Коридор с гладким полом и стенами, закругленными к потолку, вел от окна плавно вниз, как бы обвивая помещение. По всему его протяжению из прозрачных трубок, проложенных на уровне головы, исходил дневной свет. Похожие светоносы применялись и в наших домах, чтобы зря не тратить энергию стержней: солнечный свет собирался зеркалами и передавался вовнутрь. Таким образом, искусственное освещение можно было использовать только в последней, темной трети суток.
Коридор закончился, выведя меня в новый зал, украшенный множеством тонких резных колонн с изображением животных и растений, в основном, неизвестных мне. Насколько я мог судить, они ни разу не повторялись. Колонны располагались то поближе, то подальше одна от другой, но самое большое расстояние между ними оказалось настолько мало, что два человека плечом к плечу едва ли смогли бы пройти.

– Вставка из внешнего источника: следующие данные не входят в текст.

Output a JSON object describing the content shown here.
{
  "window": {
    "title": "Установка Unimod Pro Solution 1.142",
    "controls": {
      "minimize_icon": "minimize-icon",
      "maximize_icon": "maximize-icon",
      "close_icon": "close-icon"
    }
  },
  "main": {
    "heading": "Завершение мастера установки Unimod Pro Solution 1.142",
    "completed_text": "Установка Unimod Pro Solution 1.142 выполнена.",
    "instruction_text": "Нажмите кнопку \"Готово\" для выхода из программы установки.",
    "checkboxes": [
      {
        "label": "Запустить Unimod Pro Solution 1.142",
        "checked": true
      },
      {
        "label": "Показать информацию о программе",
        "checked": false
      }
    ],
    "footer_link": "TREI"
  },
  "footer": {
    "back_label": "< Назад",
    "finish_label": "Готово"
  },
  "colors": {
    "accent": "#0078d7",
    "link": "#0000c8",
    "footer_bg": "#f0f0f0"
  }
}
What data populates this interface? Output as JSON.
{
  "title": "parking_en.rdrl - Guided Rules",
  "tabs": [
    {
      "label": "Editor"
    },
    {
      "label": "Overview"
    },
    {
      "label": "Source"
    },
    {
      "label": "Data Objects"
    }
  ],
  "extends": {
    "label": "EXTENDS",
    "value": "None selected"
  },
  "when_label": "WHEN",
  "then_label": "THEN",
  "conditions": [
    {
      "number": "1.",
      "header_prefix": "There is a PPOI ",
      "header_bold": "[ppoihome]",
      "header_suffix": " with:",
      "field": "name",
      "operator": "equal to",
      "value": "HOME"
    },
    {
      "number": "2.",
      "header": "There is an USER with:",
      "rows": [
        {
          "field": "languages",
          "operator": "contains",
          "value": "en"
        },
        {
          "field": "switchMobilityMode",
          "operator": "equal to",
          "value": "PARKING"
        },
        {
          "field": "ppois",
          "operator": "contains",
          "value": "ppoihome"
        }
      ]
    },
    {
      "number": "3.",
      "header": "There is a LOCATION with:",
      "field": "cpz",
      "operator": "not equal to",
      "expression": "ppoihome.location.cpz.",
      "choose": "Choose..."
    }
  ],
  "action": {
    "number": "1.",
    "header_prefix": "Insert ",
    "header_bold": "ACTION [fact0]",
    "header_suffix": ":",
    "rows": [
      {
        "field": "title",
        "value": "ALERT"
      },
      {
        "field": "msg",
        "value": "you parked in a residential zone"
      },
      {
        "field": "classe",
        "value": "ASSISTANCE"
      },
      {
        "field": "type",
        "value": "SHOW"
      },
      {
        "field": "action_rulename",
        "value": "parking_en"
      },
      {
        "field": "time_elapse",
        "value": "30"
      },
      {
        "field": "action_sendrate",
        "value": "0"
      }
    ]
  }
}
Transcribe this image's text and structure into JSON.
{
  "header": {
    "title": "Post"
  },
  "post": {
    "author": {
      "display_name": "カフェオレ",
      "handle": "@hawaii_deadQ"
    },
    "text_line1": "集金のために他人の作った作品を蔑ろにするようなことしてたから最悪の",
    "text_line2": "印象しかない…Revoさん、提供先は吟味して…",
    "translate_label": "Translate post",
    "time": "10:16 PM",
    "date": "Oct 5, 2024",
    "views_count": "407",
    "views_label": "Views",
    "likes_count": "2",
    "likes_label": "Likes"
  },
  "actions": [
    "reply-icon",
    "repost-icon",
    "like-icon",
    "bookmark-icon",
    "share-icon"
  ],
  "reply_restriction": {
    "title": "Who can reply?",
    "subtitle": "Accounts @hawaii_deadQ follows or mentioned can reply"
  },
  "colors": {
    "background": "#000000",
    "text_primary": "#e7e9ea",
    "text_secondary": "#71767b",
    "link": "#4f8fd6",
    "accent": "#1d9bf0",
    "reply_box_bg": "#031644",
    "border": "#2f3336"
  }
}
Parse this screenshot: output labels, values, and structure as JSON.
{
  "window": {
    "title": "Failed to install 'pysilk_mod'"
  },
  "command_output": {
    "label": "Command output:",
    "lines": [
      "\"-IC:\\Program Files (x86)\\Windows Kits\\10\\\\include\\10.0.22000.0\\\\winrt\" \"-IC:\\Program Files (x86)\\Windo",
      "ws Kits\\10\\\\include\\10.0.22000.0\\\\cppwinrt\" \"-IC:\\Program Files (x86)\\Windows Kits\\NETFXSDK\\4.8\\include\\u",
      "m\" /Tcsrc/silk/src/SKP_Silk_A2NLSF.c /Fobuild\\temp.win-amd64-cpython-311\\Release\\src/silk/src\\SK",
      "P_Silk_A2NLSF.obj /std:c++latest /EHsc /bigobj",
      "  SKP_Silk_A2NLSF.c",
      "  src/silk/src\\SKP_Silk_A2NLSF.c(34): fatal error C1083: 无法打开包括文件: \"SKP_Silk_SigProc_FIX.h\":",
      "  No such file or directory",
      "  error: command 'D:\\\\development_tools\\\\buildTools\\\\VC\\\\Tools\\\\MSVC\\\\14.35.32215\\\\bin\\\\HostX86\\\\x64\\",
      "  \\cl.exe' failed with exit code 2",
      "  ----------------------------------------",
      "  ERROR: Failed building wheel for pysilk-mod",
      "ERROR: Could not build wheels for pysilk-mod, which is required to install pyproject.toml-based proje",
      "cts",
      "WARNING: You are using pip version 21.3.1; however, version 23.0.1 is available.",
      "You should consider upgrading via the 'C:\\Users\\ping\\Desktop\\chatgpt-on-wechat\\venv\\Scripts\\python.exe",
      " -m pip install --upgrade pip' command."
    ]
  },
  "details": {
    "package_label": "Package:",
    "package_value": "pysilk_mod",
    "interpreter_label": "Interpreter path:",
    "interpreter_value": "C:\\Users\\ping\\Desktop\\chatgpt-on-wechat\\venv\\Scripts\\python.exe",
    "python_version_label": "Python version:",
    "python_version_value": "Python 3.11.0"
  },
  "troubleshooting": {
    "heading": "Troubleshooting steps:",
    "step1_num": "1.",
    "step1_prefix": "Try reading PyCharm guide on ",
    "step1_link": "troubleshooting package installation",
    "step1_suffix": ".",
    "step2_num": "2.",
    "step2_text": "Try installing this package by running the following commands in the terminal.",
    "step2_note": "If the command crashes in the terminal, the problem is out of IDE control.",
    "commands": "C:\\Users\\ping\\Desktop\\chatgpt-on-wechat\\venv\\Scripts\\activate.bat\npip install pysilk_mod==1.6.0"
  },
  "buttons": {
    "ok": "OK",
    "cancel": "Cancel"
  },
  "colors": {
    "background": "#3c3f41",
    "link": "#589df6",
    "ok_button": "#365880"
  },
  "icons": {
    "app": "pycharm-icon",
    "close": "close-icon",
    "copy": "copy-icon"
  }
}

По контуру этот скульптурный лес огибала гладкая дорожка. Стены вместо драпировки украшались сценами из жизни дикой природы: и морской, и сухопутной, и воздушной, и подземной. С большим увлечением рассматривал я барельефы, не углубляясь в колонный зал из опасения заплутать в нем. Наконец, я завершил полный круг и только тогда обратил внимание на короткий коридорчик, ведущий на балкон.